If only that really was the case. It only encouraged it; UBS's and their friend Phil Gramm are prime examples of this action.

Perhaps it would be restful to give moral reasoning a rest and give economic reasoning a chance.
We did, and Wall Street got saved, while Main Street got damned.

Keep the anti-gouging laws in place. Bring them back to places that lost their minds in short order.

Actually, would-be price gougers are at the mercy of a public armed with information
...which most likely does not exist in the necessary forms.

 
At 5/17/2009 2:16 AM, Blogger Hot Sam said...

Seth, I don't think you are capable of putting together a coherent argument about how Phil Gramm directly or indirectly contributed to any of the current economic crisis.

Oh, you'll blather about deregulation this and deregulation that, but you really won't have the faintest idea what you're talking about. Your argument will likely have the depth of a drop of olive oil in a gallon of water.

Consider the gauntlet having slapped your face.

 
At 5/17/2009 6:51 AM, Blogger juandos said...

"If only that really was the case. It only encouraged it; UBS's and their friend Phil Gramm are prime examples of this action"...
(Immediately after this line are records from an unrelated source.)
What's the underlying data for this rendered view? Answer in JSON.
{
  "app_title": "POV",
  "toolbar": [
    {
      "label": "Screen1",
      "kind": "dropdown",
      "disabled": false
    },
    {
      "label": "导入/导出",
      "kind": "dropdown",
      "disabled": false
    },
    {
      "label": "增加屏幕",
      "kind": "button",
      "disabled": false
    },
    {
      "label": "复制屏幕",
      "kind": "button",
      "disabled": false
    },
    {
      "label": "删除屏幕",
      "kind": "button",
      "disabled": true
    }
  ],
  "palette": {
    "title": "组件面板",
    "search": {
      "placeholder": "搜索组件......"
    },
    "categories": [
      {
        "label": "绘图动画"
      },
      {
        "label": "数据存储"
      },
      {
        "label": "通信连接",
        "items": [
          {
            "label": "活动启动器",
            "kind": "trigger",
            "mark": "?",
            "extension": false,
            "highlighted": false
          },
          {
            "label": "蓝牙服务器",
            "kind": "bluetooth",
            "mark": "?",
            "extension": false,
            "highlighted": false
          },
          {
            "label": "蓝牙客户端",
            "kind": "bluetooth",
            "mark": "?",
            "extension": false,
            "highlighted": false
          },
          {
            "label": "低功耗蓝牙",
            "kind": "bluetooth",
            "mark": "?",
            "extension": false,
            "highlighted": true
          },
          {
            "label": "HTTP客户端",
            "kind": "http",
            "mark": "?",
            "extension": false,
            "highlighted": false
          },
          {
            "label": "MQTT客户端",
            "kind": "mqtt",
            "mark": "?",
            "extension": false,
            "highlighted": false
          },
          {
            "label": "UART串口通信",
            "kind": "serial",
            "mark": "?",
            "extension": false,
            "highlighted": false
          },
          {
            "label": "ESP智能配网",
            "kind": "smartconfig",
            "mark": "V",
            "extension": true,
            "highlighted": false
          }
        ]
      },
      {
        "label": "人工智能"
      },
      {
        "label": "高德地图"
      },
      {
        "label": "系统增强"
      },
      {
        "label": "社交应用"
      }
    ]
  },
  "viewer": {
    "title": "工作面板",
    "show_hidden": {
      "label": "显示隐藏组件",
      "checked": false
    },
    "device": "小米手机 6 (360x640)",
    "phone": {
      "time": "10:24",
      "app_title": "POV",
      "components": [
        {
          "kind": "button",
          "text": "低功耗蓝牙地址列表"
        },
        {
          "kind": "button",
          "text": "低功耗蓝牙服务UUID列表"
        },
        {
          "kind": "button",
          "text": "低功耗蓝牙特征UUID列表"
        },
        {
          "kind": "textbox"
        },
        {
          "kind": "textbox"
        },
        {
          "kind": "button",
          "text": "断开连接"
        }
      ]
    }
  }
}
Well now sethstorm we see that you have a values problem..

How does Phil Gramm's alledged greedy actions square with the Democrats forced charity with someone else's money?

How do UBS's alledged actions square with the Democrats' to cover up the results of their forced charity?

 
At 5/17/2009 8:42 AM, Anonymous feeblemind said...

Stubhub gets 15% from the seller AND 10% from the buyer for enabling the ticket trade? Wow! That is one heck of a sales commission.

 
At 5/17/2009 10:47 AM, Anonymous gettingrational said...

Taylor Swift was in concert recently at our local venue. Miss Swift insisted that ticket prices be only $20,00 a piece. She wants to build a large base of fans (she is far and away C&W's biggest selling recording artist). I would have been willing to pay several extra bucks to sit up-front (sorry Taylor but you have that allure).

Choices and information are the consumers friend. Transparency in all markets is the ideal. It seems to me that regulation is only helpful when it is the consumer's agent for clarity in markets. The hiddent hand of manipulators and liars need to be brought into the light.

 
At 5/22/2009 6:21 AM, Anonymous Anonymous said...

I was appalled at how weak the methodology of the "study" was. While I agree with the general conclusions, I can't see how such broad conclusions can be discerned from a review of the prices of tickets to one game from two different days.

This is the kind of "weak work, broad pronouncement of findings" that is so typical of climate science (see e.g. the hockey stick).